Der Beschwerdeführer hat die Kosten seines Rechtsmittels zu tragen.
Der Angeklagte war wiederholt an Geschäften mit unversteuert, d.h. ohne Anmeldung von deutscher Tabaksteuer nach Deutschland verbrachten Zigaretten beteiligt. Deshalb wurde er wegen gewerbsmäßiger Steuerhehlerei in acht Fällen zu einer Gesamtfreiheitsstrafe verurteilt. Seine Revision ist auf die nur zum ersten Fall der Urteilsgründe konkret begründete Sachrüge gestützt. Sie ist unbegründet, § 349 Abs. 2 StPO, was nur hinsichtlich dieses Falles näher auszuführen ist.

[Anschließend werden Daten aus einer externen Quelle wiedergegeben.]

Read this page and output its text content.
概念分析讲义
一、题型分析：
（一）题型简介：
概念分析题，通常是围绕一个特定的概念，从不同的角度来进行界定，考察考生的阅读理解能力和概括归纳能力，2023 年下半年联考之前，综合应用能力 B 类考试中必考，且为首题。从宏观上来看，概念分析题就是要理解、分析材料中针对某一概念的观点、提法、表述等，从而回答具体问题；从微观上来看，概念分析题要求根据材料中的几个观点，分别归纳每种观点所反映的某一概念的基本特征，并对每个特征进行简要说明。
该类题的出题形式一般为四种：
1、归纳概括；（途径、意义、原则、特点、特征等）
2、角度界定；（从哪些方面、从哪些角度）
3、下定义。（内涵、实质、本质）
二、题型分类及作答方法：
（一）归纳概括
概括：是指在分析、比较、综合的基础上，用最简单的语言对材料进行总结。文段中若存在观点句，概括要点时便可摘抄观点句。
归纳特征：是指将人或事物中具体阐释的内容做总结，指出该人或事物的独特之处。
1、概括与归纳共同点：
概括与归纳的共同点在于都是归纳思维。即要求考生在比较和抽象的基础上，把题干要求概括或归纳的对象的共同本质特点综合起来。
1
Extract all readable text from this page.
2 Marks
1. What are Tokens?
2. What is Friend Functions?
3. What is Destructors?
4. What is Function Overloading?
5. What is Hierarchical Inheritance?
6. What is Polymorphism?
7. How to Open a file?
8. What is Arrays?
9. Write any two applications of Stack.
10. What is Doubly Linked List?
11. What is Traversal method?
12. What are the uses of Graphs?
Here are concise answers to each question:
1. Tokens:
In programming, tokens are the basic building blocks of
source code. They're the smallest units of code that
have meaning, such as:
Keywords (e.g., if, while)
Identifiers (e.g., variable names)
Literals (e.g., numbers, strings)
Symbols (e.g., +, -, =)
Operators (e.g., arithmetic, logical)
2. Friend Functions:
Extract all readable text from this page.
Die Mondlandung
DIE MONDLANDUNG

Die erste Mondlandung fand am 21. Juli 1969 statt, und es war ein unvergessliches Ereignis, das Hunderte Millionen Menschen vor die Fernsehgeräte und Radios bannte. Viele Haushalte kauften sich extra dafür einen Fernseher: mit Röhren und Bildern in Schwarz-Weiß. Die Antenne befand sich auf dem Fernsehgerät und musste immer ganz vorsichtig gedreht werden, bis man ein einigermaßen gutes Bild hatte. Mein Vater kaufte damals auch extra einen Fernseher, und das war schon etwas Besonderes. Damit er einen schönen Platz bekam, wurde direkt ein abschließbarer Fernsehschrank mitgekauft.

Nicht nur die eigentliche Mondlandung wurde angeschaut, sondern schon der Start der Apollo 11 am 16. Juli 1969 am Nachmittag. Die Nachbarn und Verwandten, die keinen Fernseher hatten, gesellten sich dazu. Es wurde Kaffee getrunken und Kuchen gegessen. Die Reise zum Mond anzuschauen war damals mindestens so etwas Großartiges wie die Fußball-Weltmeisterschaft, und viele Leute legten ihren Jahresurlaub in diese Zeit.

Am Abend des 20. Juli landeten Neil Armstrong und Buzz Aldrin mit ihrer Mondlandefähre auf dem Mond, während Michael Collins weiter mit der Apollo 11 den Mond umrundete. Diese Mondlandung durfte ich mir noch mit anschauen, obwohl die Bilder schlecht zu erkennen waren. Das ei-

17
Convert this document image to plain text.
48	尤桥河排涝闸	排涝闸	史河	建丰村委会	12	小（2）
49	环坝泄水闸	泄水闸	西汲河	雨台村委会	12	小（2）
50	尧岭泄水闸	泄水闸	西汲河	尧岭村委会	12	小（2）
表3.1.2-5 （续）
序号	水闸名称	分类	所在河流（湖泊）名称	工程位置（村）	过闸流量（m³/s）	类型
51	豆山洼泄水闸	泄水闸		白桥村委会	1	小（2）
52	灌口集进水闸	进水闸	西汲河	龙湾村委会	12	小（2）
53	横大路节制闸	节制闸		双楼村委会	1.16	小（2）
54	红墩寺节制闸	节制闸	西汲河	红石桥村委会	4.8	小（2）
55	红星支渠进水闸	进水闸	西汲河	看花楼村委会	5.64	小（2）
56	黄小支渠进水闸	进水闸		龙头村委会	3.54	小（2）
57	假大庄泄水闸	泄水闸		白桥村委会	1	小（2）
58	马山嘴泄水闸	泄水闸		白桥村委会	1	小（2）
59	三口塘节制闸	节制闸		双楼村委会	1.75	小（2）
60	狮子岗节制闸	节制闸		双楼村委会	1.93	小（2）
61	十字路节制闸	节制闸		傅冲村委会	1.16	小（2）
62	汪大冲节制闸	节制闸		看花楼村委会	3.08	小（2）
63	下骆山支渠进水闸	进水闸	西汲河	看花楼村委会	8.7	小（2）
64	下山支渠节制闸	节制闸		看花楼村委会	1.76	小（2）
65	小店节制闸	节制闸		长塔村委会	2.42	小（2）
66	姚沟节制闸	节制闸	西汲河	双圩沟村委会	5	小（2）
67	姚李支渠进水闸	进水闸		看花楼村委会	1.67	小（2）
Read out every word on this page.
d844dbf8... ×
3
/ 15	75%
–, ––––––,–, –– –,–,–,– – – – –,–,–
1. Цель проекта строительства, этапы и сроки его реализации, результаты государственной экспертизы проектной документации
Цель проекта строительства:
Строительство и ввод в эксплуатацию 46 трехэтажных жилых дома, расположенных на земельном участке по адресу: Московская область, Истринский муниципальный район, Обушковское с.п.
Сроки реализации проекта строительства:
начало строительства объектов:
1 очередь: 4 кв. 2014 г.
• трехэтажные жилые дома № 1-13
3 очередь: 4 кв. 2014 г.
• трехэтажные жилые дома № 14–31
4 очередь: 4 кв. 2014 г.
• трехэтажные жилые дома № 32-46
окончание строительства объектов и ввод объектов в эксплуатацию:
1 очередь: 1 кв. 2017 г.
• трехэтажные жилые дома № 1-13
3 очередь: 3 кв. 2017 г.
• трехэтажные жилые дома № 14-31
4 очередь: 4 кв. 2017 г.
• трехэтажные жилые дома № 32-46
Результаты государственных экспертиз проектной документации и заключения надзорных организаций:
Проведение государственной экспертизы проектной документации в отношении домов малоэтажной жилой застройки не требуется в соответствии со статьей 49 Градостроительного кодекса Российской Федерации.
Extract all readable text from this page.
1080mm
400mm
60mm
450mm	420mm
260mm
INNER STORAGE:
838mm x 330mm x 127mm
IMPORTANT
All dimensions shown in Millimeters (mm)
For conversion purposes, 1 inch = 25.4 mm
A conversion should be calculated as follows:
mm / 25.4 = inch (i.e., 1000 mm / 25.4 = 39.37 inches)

1. Die Strafkammer hat zu diesem Fall zur Beteiligung des Angeklagten am Absatz von derartigen Zigaretten (10.000 Stangen der Marke "Jin Ling") Folgendes festgestellt:
Nachdem die Zigaretten bereits im Inland waren, war der ursprünglich vorgesehene Abnehmer abgesprungen. Daraufhin wandte sich "D.", der den Transport im Auftrag der Lieferanten organisierte, hilfesuchend an den bisher an dem Geschehen nicht beteiligten Angeklagten, er brauche Lagerfläche und einen Abnehmer. Der Angeklagte nahm Kontakt mit dem gesondert verfolgten O. auf, der an der Abnahme der Zigaretten interessiert war. Der Angeklagte, die Transporteure, O. und ein Partner O. s trafen sich an einer Raststätte. Das Geschäft kam zustande, der Partner O. s dirigierte den Lastwagen mit den Zigaretten in eine Lagerhalle O. s. Der Angeklagte erhielt für die Vermittlung des Geschäfts aus der Lieferung 1.500, mit logistischer Hilfe eines Partners von O. von ihm dann weiterverkaufte Stangen Zigaretten zu einem Vorzugspreis, wobei er letztlich mit "D." abrechnete.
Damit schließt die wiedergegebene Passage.